Curation, a publishing model for MennoMedia?

For about as long as I’ve worked in the publishing industry I’ve been involved in discussions about the right publishing “model” for paid content. Authors, editors and other content creators do work that is valuable to society, and if it’s good, should be paid for.

I worked for an academic publisher in the early 2000s when the industry was at the tail end of the effectiveness of the academic library model, the model where academic books and journals that broadened the boundaries of academic knowledge and were deemed publishable by academic peers, and by the publisher were packaged and sold to libraries all over the world. Library budgets began to shrink and the money previously available for academic monographs was shifted to academic journals. Academic journals printed in often slim volumes were a lucrative business for a while, but the electronic revolution was coming and subscription sales began to drop as knowledge moved online. Publishers who had relied on this model as their bread and butter began to look for alternatives and developed online platforms, or partnered with content aggregators to distribute the ever broadening academic knowledge available on the web.

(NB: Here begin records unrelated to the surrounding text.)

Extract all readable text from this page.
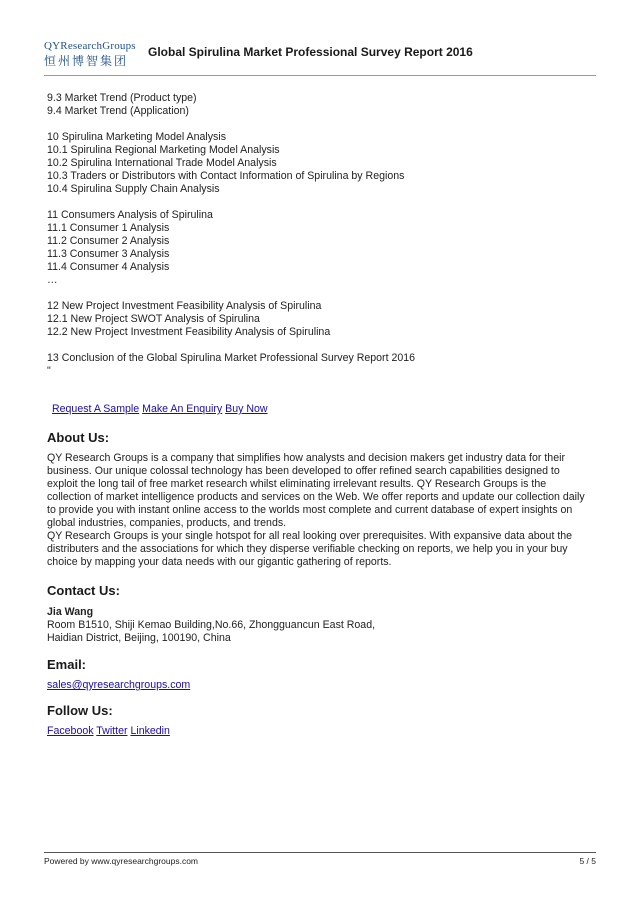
QYResearchGroups
恒州博智集团
Global Spirulina Market Professional Survey Report 2016
9.3 Market Trend (Product type)
9.4 Market Trend (Application)
10 Spirulina Marketing Model Analysis
10.1 Spirulina Regional Marketing Model Analysis
10.2 Spirulina International Trade Model Analysis
10.3 Traders or Distributors with Contact Information of Spirulina by Regions
10.4 Spirulina Supply Chain Analysis
11 Consumers Analysis of Spirulina
11.1 Consumer 1 Analysis
11.2 Consumer 2 Analysis
11.3 Consumer 3 Analysis
11.4 Consumer 4 Analysis
…
12 New Project Investment Feasibility Analysis of Spirulina
12.1 New Project SWOT Analysis of Spirulina
12.2 New Project Investment Feasibility Analysis of Spirulina
13 Conclusion of the Global Spirulina Market Professional Survey Report 2016
"
Request A Sample Make An Enquiry Buy Now
About Us:
QY Research Groups is a company that simplifies how analysts and decision makers get industry data for their
business. Our unique colossal technology has been developed to offer refined search capabilities designed to
exploit the long tail of free market research whilst eliminating irrelevant results. QY Research Groups is the
collection of market intelligence products and services on the Web. We offer reports and update our collection daily
to provide you with instant online access to the worlds most complete and current database of expert insights on
global industries, companies, products, and trends.
QY Research Groups is your single hotspot for all real looking over prerequisites. With expansive data about the
distributers and the associations for which they disperse verifiable checking on reports, we help you in your buy
choice by mapping your data needs with our gigantic gathering of reports.
Contact Us:
Jia Wang
Room B1510, Shiji Kemao Building,No.66, Zhongguancun East Road,
Haidian District, Beijing, 100190, China
Email:
sales@qyresearchgroups.com
Follow Us:
Facebook Twitter Linkedin
Powered by www.qyresearchgroups.com	5 / 5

Fast forward to the mid-2000s, and smart publishers had successfully made this transition from printed knowledge to knowledge that was packaged, accessed, and sold electronically. It’s a fascinating history for anyone who follows academia, or is interested in technological transitions and revolutions.

Textbooks, trade books, and non-academic titles didn’t really catch up to the technology until the late 2000s. Now, however, we are firmly ensconced within the digital revolution across all book and knowledge types. Journalism has gone through a heart-wrenching and harsh transition from print to an online environment where the default mode for content for many former subscribers is “free.” Just ask yourself: When was the last time you picked up a print newspaper that you actually paid for? Even if you have read a print newspaper recently, how has the online “free” environment changed your reading and purchasing patterns?

So what do you value? What kind of content would you pay for?

Recently a couple of previously unrelated strands began to come together for me as I thought through this question. In February I attended the Tools of Change Conference in New York City, a conference dedicated to those in the publishing industry who are wrestling with how to embrace both technological and social change to provide a valuable product for their customers.

I attended a session where one of the panelists was the founder of Twitter, about what he was working on next. He is currently working on a platform called Medium that, unlike Twitter which focuses on immediacy and currency, goes deeper into the web and into our thoughts, rather than shallower. If Twitter is a 140 character window into someone’s online soul, what the Twitter founder was working on next was something more like a panoramic painting or photograph, digging deep to find not just what was new and immediate, but what was most valued and important; not exactly timeless, but something close. He was talking about curation.

What I didn’t realize in February was that I had already known and appreciated the concept of curation for a long time, I just hadn’t applied it to my professional life.

When I lived in Southern California one of my favorite radio shows was by a guy named Jason Bentley called Metropolis. Bentley was a DJ for the public radio station KCRW. KCRW had long established itself as a cultural bellwether in Southern California and especially in the electronic and the Hollywood film music scene of the 2000s. Bentley was part DJ, part cultural savant, and most importantly a curator. When I look back to that time driving the LA freeways and listening to his show I realized that I listened to his show not so much because I knew what was going to play next, but because I wanted to hear what Bentley was hearing out there in the world he inhabited, and I knew it would be good. This is an example of curation.

What I value and am willing to pay for is a vision of how things can and should be, whether that is in music, religion, art, or any of the realms I inhabit.

MennoMedia as the publisher and producer of Anabaptist content for the Mennonite Church and for the world, can become a curator of a vision of how the world should be, for how a people can faithfully live out their calling as followers of Jesus.